Я прислушался к бормотанию радио. Давешний прораб рассказывал о клодтовских конях. Вот кончилось интервью. Я прошлепал босыми ногами к радиотарелке, увеличил громкость. Мелькнула мысль: наверное, меня вырезали. Но тут раздался голос репортера: «К нам подошел балтийский моряк старшина первой статьи Войскунский. Вот что он сказал…» И дальше — я впервые услышал запись своего голоса. Передали весь текст, без сокращений.

— Какой у тебя ба-ас! — пропела Лида.

Я вернулся в постель.

— Нет, нет, — сказала Лида, — надо вставать. Скоро Рая придет.

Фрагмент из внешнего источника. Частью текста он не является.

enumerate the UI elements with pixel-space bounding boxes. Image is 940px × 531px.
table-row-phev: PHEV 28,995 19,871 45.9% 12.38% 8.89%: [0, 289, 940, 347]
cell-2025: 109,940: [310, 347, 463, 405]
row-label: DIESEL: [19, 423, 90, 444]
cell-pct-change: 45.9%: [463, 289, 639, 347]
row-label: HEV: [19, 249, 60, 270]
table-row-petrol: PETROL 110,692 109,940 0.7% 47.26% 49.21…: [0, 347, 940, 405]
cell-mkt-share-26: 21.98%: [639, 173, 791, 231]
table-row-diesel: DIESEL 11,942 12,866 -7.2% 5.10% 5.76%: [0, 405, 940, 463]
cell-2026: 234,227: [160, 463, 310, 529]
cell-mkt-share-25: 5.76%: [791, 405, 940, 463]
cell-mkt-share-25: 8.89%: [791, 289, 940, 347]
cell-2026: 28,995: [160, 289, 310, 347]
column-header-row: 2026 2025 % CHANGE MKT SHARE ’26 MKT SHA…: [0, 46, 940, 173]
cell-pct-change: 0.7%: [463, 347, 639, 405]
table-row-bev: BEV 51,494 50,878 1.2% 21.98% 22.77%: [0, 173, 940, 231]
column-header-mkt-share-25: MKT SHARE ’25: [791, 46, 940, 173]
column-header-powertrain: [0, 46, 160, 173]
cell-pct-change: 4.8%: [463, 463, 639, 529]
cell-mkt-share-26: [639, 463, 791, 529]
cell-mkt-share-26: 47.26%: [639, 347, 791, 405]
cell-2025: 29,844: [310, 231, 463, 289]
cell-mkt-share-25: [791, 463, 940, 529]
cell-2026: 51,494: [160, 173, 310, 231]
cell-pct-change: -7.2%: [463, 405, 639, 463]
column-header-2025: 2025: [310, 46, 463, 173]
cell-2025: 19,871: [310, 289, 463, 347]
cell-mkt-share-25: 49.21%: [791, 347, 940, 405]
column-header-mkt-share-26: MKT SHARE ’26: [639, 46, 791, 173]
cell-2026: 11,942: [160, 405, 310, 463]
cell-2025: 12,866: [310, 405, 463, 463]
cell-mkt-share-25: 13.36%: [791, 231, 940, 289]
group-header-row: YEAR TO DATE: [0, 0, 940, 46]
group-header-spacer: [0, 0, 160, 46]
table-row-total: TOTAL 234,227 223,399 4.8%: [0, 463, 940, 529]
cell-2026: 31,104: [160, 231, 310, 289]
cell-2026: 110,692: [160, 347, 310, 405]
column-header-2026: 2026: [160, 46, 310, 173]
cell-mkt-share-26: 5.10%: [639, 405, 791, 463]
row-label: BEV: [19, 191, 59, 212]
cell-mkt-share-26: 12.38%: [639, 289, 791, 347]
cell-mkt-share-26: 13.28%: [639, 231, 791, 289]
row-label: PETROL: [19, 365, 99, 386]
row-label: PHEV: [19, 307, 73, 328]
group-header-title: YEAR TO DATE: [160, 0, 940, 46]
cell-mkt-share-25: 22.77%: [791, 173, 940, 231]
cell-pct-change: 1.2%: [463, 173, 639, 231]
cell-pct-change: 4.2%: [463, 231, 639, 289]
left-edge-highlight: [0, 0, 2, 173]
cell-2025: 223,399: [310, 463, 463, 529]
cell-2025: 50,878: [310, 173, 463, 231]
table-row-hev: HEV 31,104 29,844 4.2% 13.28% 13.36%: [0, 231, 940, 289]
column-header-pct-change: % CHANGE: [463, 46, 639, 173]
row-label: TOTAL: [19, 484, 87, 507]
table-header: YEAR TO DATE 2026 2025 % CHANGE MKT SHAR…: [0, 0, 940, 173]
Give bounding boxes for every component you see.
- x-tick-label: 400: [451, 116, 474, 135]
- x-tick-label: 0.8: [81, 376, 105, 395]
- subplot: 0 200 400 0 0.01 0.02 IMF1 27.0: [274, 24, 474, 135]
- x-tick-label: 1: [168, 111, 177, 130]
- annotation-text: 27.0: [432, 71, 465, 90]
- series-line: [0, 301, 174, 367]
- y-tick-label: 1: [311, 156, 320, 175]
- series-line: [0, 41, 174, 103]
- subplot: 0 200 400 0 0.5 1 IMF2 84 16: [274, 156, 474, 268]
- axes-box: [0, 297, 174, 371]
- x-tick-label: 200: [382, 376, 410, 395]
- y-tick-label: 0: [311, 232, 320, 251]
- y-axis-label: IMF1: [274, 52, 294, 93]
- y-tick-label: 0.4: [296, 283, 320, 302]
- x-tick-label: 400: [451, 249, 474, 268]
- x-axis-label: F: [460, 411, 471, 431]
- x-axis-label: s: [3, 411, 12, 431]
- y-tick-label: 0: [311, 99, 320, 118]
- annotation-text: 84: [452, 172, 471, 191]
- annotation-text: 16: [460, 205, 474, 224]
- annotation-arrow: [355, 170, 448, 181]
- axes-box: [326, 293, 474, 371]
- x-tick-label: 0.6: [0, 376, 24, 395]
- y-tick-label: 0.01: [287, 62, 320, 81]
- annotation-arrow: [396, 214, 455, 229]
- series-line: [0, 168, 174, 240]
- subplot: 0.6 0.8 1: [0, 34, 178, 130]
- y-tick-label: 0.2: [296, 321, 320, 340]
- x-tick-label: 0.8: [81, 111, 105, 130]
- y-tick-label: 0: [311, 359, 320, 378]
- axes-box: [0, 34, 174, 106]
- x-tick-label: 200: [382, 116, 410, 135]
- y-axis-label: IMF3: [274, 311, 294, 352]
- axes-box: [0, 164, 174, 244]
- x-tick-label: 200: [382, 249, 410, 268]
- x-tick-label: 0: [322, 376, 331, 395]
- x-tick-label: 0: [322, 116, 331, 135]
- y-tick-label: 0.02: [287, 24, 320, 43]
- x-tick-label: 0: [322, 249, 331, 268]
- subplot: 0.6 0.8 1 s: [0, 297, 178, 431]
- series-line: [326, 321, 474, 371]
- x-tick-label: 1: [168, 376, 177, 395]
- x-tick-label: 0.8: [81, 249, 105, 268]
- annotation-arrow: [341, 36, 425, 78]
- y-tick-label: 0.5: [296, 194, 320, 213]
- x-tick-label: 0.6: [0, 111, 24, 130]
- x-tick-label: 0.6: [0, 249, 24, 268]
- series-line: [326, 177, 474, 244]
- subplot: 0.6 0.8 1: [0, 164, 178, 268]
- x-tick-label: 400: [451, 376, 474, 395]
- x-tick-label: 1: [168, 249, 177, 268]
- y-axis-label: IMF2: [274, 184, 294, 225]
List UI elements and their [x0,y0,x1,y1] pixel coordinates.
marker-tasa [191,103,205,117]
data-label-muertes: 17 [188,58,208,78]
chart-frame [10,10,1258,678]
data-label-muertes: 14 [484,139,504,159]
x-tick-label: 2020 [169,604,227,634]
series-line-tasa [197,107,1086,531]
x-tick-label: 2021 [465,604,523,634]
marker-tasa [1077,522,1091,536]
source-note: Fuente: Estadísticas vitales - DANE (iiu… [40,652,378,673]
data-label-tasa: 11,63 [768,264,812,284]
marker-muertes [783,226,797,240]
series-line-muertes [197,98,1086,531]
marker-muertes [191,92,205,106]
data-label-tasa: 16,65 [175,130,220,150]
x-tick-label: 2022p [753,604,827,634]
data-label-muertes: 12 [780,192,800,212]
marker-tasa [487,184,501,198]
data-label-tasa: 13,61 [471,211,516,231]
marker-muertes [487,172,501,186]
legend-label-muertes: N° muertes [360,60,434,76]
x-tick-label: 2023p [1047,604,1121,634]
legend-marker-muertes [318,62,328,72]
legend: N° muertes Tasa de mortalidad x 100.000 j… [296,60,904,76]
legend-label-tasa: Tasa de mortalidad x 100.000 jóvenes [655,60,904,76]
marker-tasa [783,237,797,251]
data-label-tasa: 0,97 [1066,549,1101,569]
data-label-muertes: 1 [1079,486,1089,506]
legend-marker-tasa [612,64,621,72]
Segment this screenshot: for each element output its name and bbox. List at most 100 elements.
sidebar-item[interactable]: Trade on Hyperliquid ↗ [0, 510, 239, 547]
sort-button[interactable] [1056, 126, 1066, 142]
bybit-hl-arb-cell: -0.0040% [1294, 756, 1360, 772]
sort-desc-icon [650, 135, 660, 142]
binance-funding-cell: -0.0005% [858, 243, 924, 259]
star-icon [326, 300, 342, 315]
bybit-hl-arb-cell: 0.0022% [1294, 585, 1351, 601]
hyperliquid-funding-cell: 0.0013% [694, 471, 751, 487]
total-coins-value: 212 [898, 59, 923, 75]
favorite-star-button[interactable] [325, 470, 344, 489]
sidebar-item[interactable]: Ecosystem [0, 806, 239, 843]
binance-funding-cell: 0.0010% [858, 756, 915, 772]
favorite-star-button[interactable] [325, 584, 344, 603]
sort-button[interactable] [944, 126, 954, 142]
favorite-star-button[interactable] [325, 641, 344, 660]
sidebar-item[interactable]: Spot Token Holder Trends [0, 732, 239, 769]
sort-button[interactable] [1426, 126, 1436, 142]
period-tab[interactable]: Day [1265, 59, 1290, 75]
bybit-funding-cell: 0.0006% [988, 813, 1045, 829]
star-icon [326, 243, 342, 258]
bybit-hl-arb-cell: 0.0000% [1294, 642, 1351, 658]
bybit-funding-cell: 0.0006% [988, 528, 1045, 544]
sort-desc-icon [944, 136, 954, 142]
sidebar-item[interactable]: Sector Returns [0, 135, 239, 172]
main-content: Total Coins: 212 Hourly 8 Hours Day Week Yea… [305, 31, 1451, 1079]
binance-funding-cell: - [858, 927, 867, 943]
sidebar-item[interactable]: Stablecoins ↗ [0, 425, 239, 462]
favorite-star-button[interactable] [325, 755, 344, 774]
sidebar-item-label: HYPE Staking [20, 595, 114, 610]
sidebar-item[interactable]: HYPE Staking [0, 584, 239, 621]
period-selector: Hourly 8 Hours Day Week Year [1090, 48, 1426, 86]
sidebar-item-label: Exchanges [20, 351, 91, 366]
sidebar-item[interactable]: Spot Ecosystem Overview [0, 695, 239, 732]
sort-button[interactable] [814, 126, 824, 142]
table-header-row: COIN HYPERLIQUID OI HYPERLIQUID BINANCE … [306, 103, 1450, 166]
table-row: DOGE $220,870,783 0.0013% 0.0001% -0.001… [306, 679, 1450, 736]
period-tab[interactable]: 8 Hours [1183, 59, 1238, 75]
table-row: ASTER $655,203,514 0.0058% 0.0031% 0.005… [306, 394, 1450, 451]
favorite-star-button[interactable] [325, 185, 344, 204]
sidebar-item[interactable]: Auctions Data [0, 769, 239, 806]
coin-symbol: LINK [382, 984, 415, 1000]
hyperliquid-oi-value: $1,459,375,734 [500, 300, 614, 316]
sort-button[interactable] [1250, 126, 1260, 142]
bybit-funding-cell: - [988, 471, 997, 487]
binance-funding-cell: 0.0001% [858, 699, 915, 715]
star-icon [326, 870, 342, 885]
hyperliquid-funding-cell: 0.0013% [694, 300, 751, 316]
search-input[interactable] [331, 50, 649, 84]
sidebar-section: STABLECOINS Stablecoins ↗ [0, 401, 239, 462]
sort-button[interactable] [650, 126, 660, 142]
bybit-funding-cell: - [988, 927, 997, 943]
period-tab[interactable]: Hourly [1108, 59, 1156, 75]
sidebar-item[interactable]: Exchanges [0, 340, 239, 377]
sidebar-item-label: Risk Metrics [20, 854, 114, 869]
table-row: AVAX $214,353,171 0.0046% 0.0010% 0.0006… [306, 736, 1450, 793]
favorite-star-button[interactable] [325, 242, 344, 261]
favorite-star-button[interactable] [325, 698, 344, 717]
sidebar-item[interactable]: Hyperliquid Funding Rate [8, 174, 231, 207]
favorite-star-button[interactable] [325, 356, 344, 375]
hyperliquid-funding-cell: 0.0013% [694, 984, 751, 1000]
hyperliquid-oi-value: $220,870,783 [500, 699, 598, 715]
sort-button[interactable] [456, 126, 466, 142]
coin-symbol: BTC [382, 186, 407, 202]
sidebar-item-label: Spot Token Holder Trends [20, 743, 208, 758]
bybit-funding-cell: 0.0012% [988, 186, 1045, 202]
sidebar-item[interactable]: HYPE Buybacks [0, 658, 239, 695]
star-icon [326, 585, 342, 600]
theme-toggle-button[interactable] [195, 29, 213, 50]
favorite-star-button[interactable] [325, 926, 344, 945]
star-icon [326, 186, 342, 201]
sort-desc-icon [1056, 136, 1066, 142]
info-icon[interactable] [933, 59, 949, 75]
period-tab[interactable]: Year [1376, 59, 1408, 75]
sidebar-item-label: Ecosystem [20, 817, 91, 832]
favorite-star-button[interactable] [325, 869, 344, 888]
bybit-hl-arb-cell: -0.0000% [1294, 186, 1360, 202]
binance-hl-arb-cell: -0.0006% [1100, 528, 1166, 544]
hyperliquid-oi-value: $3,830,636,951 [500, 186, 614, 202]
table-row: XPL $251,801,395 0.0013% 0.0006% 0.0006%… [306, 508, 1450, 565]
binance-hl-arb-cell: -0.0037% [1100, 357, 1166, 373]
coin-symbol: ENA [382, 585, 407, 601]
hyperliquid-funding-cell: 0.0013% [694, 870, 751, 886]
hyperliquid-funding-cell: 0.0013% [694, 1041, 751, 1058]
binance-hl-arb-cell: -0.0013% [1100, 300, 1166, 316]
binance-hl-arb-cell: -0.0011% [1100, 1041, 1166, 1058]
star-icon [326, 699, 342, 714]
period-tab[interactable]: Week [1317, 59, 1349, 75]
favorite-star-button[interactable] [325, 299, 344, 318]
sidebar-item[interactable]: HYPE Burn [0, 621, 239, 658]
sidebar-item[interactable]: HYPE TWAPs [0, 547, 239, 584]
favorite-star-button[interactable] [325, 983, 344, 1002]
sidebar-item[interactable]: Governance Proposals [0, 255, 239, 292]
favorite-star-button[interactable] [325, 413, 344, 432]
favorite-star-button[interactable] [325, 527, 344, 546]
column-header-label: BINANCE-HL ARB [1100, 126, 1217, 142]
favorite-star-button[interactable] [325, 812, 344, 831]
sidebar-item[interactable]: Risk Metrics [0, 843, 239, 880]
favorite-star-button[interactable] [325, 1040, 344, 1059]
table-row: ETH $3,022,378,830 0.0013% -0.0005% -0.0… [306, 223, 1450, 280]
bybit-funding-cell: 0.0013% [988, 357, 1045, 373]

Рая ночевала у соседки. Мне не нравилось, что по утрам она приходила рано, но что поделаешь, Рая — хозяйка, и мы, бездомные, конечно, очень были благодарны ей за то, что она нас приютила.

Надо было как-то устраиваться с квартирой. Как-то обосноваться в Ленинграде: мы и помыслить не могли о другом месте для обустройства жизни. И начались наши хождения по адресам, где сдавали (или, что было предпочтительнее, продавали) комнату.

Бог знает, сколько квартир мы обошли, куда только не ездили. Одна женщина, потерявшая в блокаду всю родню, одиноко проживала в двухкомнатной квартире. Одну комнату она предложила нам занять хоть завтра, и все оформление брала на себя, и не так уж много заломила. Комната нам понравилась: окно во двор, комод, постель со взбитыми огромными подушками, чистенько. Мы с Лидой переночевали в «нашей» будущей комнате — а наутро сбежали: всю ночь нас атаковали полчища клопов.

На улице Плеханова клопов, может, и не было, зато была неопределенность: заходите через неделю… потом — еще через неделю… Словом, поиски квартиры оказались «зверски» трудным делом. А мне ведь нужно было еще заказать в типографии клише для газеты (я привез пачку фотоснимков). А Лида работала в главном корпусе университета и бегала на истфак на лекции и в «фундаменталку» за учебниками. Обычно я заезжал за ней в университет, и мы ехали «домой», к Рае Линёвой, и Рая ворчала, что сидит голодная, ждет нас с ужином, и наступало самое приятное время: мы ужинали, иногда с выпивкой, всегда с шуточками, ну а потом — потом Рая отправлялась к соседке, и мы гасили свет и ложились в постель. И белая ночь, как бледный от зависти соглядатай, заглядывала в окно.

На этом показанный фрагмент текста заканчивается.